Cette solidarité témoigne d’après lui «d’une vivacité et d’une force politique» qui se nouent au détour d’un coin de rue ou d’un dimanche ensoleillé. «J’ai eu des rencontres stratégiques de haut niveau, complètement imprévues, alors que quelqu’un passait sur une bicyclette avec ses poireaux sur le dos, en revenant du marché.» Le quartier avait alors pris des allures de camp retranché: armada d’affiches, de stickers et graffitis sur les murs avec les messages: «Google n’est pas un bon voisin», «Google go home», «Destroy Google». L’Umspannwerk sera attaquée à la peinture. Plusieurs manifestations «noise demo» sont organisées à grand renfort de tambours improvisés et de bidons de lessive, avec pour mot d’ordre «Faites du bruit contre Google!».

NanoDavid contre BetaGoliath: «First, Kreuzberg, then the world!»

Google, par la voix de son responsable Rowan Barnett, a d’abord tenté de rassurer les habitantes et les habitants en déclarant «comprendre leurs inquiétudes». Mais les participants à Fuck Off Google ont toujours refusé, «d’un commun accord», les invitations: face au risque de servir la communication publique du géant américain, l’idée de passer «pour une bande d’excités qui n’ont rien compris et refusent les invitations» semblait encore préférable.
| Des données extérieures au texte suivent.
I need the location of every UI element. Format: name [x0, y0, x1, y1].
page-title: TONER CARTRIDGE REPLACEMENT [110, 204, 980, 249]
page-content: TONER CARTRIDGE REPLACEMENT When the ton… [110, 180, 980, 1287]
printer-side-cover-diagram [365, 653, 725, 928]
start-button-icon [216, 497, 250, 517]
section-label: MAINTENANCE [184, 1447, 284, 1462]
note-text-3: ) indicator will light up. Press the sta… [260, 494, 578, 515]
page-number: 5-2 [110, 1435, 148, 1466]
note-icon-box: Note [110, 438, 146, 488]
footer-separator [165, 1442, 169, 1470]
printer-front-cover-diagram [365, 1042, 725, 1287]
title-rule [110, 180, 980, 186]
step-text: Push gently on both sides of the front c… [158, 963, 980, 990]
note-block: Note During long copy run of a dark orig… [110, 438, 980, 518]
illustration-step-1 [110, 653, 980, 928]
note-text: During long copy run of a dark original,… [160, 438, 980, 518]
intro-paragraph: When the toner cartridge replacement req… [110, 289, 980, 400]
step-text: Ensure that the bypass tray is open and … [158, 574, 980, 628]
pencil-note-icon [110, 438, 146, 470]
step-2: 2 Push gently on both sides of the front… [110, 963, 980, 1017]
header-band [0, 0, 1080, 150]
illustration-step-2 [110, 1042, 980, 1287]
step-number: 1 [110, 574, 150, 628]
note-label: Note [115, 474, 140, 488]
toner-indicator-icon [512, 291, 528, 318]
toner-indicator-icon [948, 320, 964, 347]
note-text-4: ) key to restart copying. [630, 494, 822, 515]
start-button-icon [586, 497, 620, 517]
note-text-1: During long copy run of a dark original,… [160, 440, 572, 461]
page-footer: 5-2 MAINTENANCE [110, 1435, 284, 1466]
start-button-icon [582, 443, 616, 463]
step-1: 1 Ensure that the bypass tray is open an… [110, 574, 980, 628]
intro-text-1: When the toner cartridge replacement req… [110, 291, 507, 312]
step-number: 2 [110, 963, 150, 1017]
Devant l'Umspannwerk, convoité par Google avant que la firme jette l'éponge, le message semble suffisamment clair pour se passer de traduction. | FuckOffGoogle.fr

En octobre dernier, face à l’ampleur de la protestation, Google finit par jeter l’éponge. Point de campus berlinois mais, à la place, l’entreprise sous-louera les locaux de l’Umspannwerk à Betterplace et Karuna, deux associations caritatives, pour créer une «Haus für soziales Engagement» («Maison de l'engagement social»). Depuis, le géant du web s’est vu proposer à Lichtenberg l’ancien QG... de la Stasi!

Chez Fuck Off Google, si on reconnaît une victoire «symbolique» et la preuve que «NanoDavid» peut défaire le «BetaGoliath», on dénonce une opération de social washing: Betterplace (plateforme de donations subventionnant des projets «sociaux» et Karuna (lutte contre la pauvreté et aide aux SDF) seraient «au mieux des idiots utiles, au pire, ils font partie du problème». Quant à Larry Pageblank, qui affirme être en contact avec des gens de Toronto, il espère voir Berlin devenir l’épicentre de l’opposition à Google. «Comme on avait l’habitude de dire sur le ton de la blague: First Kreuzberg, then the world!».